With customization comes the
demise of the textbook. Professors can now more conveniently swap course
materials. Syllabi are crafted from “chunks” of materials,
individualized to the capacities and objectives of each professor. Courses
are neither all face-to-face nor all virtual. Instead, each educational
opportunity includes some face-to-face and some virtual experiences. Each
student is encouraged to select the type of learning that works best for
him or her.
The current challenge in higher
education is to transition students from the campus experience to the rest
of their lives. While in college, students have read electronic “course
chunks”, have submitted electronic term papers, and have consulted
electronic reference materials that – without special effort – will
soon be lost to them. Unlike college students from previous generations,
they will not have on their bookshelves a Shakespeare book, for example,
kept from their college days. There is an urgent need to fill this gap, a
need that is being pursued by the e-portfolio movement.

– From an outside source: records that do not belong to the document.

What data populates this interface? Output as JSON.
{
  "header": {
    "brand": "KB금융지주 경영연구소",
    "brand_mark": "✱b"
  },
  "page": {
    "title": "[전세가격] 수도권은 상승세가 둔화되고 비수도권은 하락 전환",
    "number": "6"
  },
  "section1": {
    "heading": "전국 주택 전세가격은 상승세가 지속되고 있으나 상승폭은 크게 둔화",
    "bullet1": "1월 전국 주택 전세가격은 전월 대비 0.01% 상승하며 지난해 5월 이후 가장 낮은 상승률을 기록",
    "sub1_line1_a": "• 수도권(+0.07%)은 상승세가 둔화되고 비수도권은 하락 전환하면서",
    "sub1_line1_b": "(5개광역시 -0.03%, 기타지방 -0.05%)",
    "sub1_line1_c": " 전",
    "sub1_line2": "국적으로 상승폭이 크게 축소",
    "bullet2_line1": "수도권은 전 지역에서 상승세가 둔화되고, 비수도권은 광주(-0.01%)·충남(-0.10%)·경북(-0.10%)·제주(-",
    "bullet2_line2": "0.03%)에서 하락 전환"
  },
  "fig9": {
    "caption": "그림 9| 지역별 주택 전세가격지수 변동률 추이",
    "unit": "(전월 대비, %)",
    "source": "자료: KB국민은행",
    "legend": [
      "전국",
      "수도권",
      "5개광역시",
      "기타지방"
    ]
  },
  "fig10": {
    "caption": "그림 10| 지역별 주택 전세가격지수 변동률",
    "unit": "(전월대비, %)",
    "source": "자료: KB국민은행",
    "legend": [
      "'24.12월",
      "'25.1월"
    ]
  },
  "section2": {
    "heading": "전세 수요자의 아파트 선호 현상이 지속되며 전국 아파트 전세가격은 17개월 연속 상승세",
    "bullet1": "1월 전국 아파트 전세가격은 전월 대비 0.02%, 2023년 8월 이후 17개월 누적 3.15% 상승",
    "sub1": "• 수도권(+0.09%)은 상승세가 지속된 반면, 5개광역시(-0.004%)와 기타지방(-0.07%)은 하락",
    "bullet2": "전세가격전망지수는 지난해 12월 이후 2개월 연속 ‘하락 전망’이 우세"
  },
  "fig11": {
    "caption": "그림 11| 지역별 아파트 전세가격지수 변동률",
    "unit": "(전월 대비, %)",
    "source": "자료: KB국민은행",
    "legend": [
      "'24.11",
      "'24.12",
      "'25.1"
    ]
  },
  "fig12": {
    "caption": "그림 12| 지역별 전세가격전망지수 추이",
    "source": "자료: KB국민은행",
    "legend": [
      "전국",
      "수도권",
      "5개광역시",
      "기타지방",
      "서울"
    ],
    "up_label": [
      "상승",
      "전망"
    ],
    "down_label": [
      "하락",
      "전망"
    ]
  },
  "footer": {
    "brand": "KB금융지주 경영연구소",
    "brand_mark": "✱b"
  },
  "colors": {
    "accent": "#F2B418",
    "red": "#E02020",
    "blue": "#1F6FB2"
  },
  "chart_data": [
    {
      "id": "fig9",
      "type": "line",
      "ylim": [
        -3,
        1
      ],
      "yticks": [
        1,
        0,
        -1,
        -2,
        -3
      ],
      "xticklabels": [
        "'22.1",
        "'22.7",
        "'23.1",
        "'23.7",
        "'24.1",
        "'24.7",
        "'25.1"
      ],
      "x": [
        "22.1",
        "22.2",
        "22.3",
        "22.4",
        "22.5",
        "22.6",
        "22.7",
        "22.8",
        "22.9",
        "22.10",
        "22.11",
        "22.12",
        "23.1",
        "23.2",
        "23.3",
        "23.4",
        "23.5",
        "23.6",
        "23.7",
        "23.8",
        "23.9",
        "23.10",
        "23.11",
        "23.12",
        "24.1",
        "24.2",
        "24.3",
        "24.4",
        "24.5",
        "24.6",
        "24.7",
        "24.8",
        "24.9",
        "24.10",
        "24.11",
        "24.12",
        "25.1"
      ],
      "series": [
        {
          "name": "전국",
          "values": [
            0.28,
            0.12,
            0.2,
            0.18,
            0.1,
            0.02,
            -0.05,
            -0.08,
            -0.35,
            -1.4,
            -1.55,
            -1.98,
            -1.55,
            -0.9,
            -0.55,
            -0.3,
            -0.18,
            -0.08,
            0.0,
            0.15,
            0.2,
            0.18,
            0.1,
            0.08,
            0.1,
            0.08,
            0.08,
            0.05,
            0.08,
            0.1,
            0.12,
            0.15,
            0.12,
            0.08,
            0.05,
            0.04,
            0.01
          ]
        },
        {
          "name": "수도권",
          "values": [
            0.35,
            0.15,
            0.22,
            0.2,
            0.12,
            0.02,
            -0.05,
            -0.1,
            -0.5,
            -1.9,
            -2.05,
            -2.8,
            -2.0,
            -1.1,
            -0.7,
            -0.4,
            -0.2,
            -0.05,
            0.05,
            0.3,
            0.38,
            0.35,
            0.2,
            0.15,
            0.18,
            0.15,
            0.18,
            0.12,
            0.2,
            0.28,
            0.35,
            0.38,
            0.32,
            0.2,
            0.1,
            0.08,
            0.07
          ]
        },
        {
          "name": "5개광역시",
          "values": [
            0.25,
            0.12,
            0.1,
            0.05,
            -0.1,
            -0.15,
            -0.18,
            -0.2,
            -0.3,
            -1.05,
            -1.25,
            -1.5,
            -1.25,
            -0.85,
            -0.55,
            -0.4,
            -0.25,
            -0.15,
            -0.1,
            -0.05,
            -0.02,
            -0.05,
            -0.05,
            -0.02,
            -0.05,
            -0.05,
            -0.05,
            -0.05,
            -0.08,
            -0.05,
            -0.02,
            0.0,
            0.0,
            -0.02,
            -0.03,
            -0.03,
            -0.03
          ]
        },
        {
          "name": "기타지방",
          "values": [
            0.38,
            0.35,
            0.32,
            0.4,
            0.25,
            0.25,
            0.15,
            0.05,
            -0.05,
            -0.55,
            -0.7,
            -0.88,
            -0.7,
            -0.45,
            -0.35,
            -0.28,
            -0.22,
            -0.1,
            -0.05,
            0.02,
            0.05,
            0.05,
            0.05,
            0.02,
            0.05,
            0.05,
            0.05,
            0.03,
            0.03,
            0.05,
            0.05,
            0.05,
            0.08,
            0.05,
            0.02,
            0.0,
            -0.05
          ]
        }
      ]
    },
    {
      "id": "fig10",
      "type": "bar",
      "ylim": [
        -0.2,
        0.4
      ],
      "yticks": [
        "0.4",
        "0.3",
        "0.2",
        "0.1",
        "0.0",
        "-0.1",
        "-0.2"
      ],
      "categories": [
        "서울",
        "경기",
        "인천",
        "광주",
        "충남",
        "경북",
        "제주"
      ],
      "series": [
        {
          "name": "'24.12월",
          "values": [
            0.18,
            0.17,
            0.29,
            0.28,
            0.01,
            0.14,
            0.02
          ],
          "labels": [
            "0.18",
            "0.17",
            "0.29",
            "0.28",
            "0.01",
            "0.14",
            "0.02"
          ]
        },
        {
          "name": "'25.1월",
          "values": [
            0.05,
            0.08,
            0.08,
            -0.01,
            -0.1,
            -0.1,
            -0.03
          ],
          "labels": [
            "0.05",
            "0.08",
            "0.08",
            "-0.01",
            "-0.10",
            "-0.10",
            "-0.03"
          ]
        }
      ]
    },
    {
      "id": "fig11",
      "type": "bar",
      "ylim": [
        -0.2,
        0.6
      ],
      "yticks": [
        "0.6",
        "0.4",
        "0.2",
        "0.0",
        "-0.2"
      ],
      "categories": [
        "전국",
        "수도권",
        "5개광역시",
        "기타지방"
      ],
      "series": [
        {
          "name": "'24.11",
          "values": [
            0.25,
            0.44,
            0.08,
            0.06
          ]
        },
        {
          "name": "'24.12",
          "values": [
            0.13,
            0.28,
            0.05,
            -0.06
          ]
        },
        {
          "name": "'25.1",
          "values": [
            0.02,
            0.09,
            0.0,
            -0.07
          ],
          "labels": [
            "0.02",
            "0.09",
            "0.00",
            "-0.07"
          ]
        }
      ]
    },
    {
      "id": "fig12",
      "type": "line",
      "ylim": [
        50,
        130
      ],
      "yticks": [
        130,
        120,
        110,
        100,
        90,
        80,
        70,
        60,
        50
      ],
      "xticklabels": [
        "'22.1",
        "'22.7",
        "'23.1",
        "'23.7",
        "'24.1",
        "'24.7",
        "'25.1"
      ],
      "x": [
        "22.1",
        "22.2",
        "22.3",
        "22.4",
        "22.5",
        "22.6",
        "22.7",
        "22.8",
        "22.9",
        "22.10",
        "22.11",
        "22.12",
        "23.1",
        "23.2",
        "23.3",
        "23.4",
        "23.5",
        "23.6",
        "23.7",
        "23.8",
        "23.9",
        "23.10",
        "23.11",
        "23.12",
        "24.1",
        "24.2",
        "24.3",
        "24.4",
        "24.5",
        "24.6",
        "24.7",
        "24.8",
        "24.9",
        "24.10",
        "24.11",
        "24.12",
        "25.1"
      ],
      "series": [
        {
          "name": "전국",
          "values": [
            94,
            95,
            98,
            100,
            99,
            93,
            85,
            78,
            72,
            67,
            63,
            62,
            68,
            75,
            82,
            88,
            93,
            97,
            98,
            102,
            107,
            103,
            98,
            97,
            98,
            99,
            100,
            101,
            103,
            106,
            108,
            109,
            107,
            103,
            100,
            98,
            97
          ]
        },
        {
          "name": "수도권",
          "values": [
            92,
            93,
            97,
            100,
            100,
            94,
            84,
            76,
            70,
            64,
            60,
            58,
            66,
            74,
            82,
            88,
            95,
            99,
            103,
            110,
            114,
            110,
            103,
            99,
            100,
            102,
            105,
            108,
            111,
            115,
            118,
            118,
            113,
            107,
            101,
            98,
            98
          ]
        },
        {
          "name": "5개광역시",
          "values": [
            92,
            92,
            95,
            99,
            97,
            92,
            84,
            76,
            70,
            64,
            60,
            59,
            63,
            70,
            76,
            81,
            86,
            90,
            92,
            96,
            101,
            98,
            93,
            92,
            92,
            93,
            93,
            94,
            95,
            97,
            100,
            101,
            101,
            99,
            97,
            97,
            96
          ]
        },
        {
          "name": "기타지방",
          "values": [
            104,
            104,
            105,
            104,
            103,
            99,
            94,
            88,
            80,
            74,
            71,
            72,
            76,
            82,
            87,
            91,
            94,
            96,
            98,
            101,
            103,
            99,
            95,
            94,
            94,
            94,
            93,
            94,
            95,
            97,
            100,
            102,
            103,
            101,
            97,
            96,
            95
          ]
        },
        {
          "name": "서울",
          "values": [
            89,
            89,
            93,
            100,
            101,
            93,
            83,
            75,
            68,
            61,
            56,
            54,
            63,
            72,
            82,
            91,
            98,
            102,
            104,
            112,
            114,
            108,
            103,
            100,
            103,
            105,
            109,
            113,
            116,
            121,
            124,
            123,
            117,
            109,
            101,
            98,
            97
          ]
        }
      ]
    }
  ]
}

An equal challenge is to provide,
after graduation, continuing access to the intellectual tool itself. If
students’ capacity to take these higher-ordered skills into life is to
be sustained, colleges and universities must ease the transition into the
years immediately after college. Institutions can do so by enabling
students to carry with them the computer they have relied on in college
and by facilitating, through alumni offices, the continuation of
friendship and learning groups after graduation.
Colleges and universities
need to realize that they are leading a cultural revolution. The
ubiquitous computing that has become so familiar on many campuses will
soon be spreading to secondary schools, then to businesses, and finally to
entire communities. The lessons learned at ubiquitous computing campuses
will be a rich resource for the building of whole societies based on
continuous, appropriate access to the Internet by all.